Some months ago, an extremely rare sighting of a leopard was reported by security personnel near the unnamed hill. Astoundingly, to this day, leopards call home another unique green space at the northern edge of greater Bombay, the Sanjay Gandhi National Park (SGNP), one of the largest urban national parks in the world located within metropolitan limits. However, it's really very hard to believe that a leopard might make its way all that distance from SGNP to our gated campus, given the logistics it would have to battle to get here. Besides, the rumour had the wild-eyed tone of familiar chilling stories auto-rickshaw drivers tell of white-clad female apparitions with feet turned backwards drifting about in the agony of longing, that are said to frequent the more desolate roads of the campus. It feels highly unlikely a leopard might have enough cover while finding its way from the north suburbs to the east in these times.
The hills and forests around greater Bombay have for a very long time been untouched by formal development, but in recent decades the ecosystems and indigenous human settlements the wilderness has supported for centuries are facing accelerated threats of being wiped out by government pet projects and private real estate interests.
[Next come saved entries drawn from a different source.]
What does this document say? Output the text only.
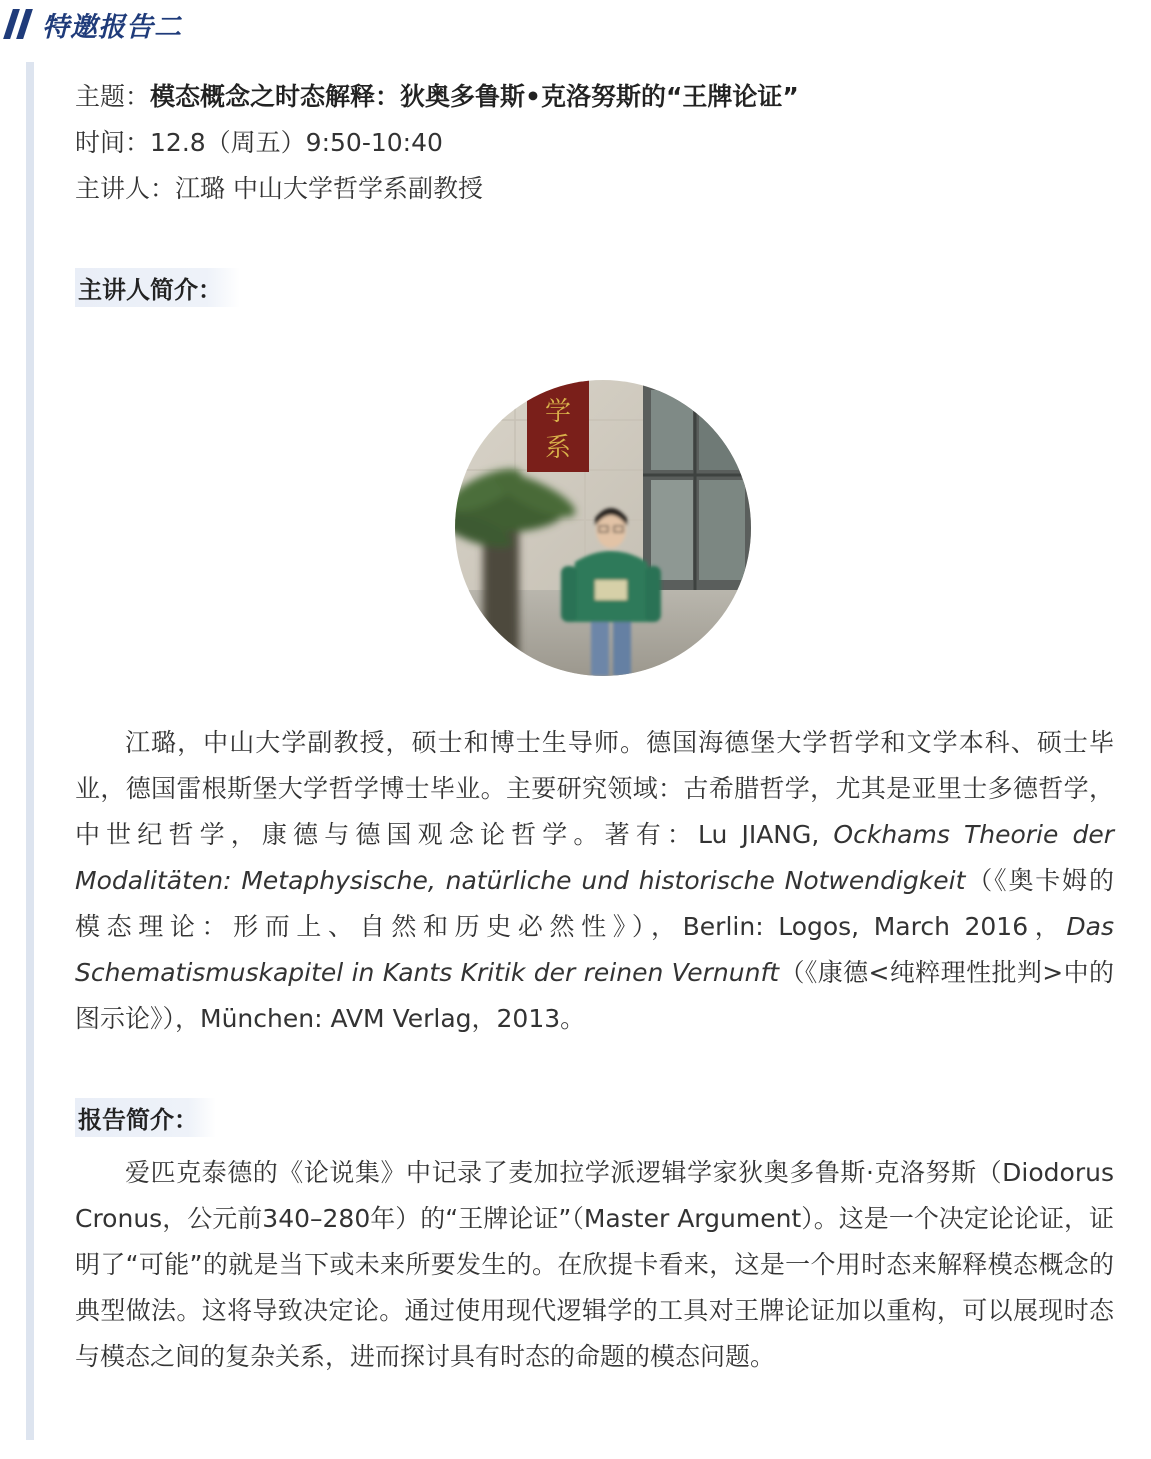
特邀报告二
主题：模态概念之时态解释：狄奥多鲁斯•克洛努斯的“王牌论证”
时间：12.8（周五）9:50-10:40
主讲人：江璐 中山大学哲学系副教授
主讲人简介：
学
系
江璐，中山大学副教授，硕士和博士生导师。德国海德堡大学哲学和文学本科、硕士毕业，德国雷根斯堡大学哲学博士毕业。主要研究领域：古希腊哲学，尤其是亚里士多德哲学，中世纪哲学，康德与德国观念论哲学。著有：Lu JIANG, Ockhams Theorie der Modalitäten: Metaphysische, natürliche und historische Notwendigkeit（《奥卡姆的模态理论：形而上、自然和历史必然性》），Berlin: Logos, March 2016，Das Schematismuskapitel in Kants Kritik der reinen Vernunft（《康德<纯粹理性批判>中的图示论》），München: AVM Verlag，2013。
报告简介：
爱匹克泰德的《论说集》中记录了麦加拉学派逻辑学家狄奥多鲁斯·克洛努斯（Diodorus Cronus，公元前340–280年）的“王牌论证”（Master Argument）。这是一个决定论论证，证明了“可能”的就是当下或未来所要发生的。在欣提卡看来，这是一个用时态来解释模态概念的典型做法。这将导致决定论。通过使用现代逻辑学的工具对王牌论证加以重构，可以展现时态与模态之间的复杂关系，进而探讨具有时态的命题的模态问题。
There is outrageous reclaiming of wilderness, wetlands and mangrove forests to serve infrastructure projects despite annual reminders from ever exacerbating flooding and aggravated weather patterns; there are plans afoot to install a zoo over natural habitats in SGNP. Biodiversity is compromised, rivers clogged, and so the remaining native wild spaces are seeing urgency in citizen engagement against unilateral decisions by powers-that-be. There have been drastic changes to the campus as well in the recent years. Much concretising has happened, the lovingly tended flower beds in schools are lost perhaps for lack of will for tending and care, plus a will for expansion of built spaces; the free flowing streams in which children played with tadpoles, whose banks were grasses and wildflowers are now completely paved over, i have palpably witnessed the disappearing of native plants. There seems to be a rush to cut off from wilderness, from purposeless space.
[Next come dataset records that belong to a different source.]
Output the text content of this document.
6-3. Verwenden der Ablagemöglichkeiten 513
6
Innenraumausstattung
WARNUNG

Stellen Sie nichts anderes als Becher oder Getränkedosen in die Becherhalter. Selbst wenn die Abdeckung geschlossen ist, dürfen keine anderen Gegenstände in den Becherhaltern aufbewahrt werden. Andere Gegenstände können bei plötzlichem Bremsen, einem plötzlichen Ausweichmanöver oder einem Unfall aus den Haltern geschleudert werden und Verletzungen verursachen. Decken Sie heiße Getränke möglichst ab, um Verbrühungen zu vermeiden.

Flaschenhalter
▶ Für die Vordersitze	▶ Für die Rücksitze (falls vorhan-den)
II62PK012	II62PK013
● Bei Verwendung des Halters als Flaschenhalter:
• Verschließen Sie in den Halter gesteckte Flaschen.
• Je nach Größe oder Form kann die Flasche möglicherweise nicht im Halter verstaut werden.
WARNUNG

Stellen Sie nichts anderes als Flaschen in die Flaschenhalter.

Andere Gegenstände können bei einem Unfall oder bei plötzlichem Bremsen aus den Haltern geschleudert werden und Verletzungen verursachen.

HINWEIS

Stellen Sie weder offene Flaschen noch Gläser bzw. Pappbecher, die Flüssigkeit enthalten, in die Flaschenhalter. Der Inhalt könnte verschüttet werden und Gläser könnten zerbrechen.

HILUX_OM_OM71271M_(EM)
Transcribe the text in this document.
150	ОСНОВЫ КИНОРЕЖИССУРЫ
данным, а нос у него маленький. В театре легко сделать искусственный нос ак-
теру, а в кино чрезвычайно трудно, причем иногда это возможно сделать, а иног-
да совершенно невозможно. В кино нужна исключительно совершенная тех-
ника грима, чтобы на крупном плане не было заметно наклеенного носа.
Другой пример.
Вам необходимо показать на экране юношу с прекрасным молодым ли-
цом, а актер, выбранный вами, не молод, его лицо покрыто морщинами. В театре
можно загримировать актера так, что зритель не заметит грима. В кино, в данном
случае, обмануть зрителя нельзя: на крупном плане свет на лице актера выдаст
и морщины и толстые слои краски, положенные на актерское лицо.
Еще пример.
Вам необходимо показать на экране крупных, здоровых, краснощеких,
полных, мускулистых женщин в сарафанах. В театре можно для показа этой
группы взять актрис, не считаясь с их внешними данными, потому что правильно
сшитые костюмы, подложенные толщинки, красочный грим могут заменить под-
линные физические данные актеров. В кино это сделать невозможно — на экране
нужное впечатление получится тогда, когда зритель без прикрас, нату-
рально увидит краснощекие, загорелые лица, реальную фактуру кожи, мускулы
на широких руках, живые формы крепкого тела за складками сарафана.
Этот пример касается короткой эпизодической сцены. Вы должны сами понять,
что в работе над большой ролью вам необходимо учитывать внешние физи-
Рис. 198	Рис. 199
Time gathers the ground into parched cracks, casts ideas into rusting cages and straight lines, the magic of serendipity transformed into glass-tower business plans of gleaming smart national aspirations. The unabashedly neoliberal ruling, corporate and consumer classes of India have demanded shifts in engagement with ideas of productivity, entertainment, success. In parallel, fear is a shaping force. In an era of the normalisation of authoritarian tendencies of ordering spaces all the better for surveillance and control, how do we talk of rights to cities driven to the right.
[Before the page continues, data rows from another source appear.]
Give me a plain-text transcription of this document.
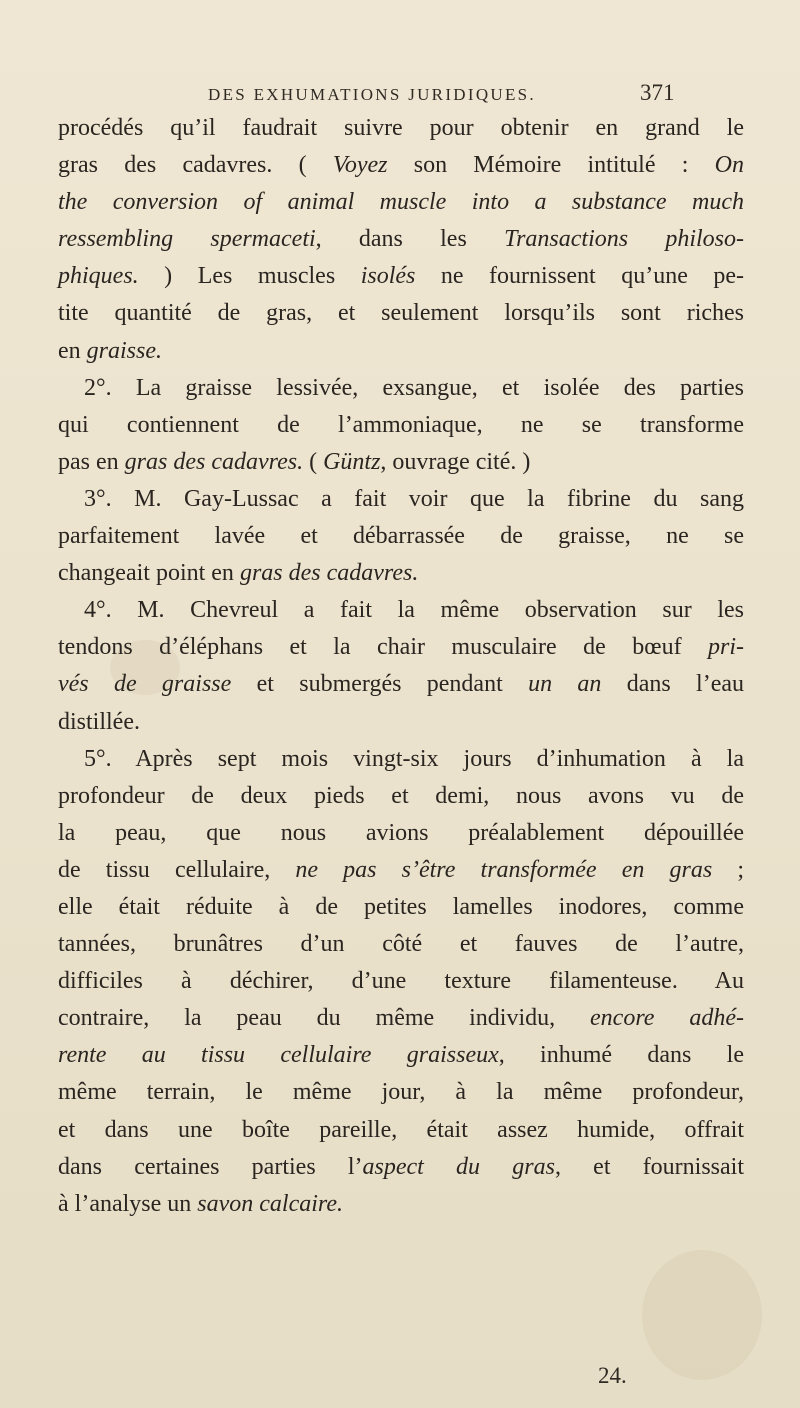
DES EXHUMATIONS JURIDIQUES.	371
procédés qu’il faudrait suivre pour obtenir en grand le
gras des cadavres. ( Voyez son Mémoire intitulé : On
the conversion of animal muscle into a substance much
ressembling spermaceti, dans les Transactions philoso-
phiques. ) Les muscles isolés ne fournissent qu’une pe-
tite quantité de gras, et seulement lorsqu’ils sont riches
en graisse.
2°. La graisse lessivée, exsangue, et isolée des parties
qui contiennent de l’ammoniaque, ne se transforme
pas en gras des cadavres. ( Güntz, ouvrage cité. )
3°. M. Gay-Lussac a fait voir que la fibrine du sang
parfaitement lavée et débarrassée de graisse, ne se
changeait point en gras des cadavres.
4°. M. Chevreul a fait la même observation sur les
tendons d’éléphans et la chair musculaire de bœuf pri-
vés de graisse et submergés pendant un an dans l’eau
distillée.
5°. Après sept mois vingt-six jours d’inhumation à la
profondeur de deux pieds et demi, nous avons vu de
la peau, que nous avions préalablement dépouillée
de tissu cellulaire, ne pas s’être transformée en gras ;
elle était réduite à de petites lamelles inodores, comme
tannées, brunâtres d’un côté et fauves de l’autre,
difficiles à déchirer, d’une texture filamenteuse. Au
contraire, la peau du même individu, encore adhé-
rente au tissu cellulaire graisseux, inhumé dans le
même terrain, le même jour, à la même profondeur,
et dans une boîte pareille, était assez humide, offrait
dans certaines parties l’aspect du gras, et fournissait
à l’analyse un savon calcaire.
24.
I have been fortunate for my exposure to a chapter when the campus as well as the times allowed for a degree of wandering within their finity. There developed an instinct for the unstructured and undefined in an unconnected, un-networked era, an intuition for the unfinished that one hopes is never going to be fully lost. And… how long does memory last, what is the meaning of place?—an impression that is forever part of one, as one drifts, floating over new places, anchored to a sunk stone. Memory lasts as long as the stone lies in the ocean, as long as the mountain stands, and so it will last a lifetime.
May 25th, 2020
Satya is from Bombay, currently based in Munich, Germany. She works with text, sound, music, image and translation. She has worked with improvised music groups in the US, Europe and India; an album of her music is Seven Blue Seas. Her writing has appeared in Elsewhere Magazine (Berlin), hākārā journal, Almost Island, NDTV's art blog (India), SAADA's blog (US) among others.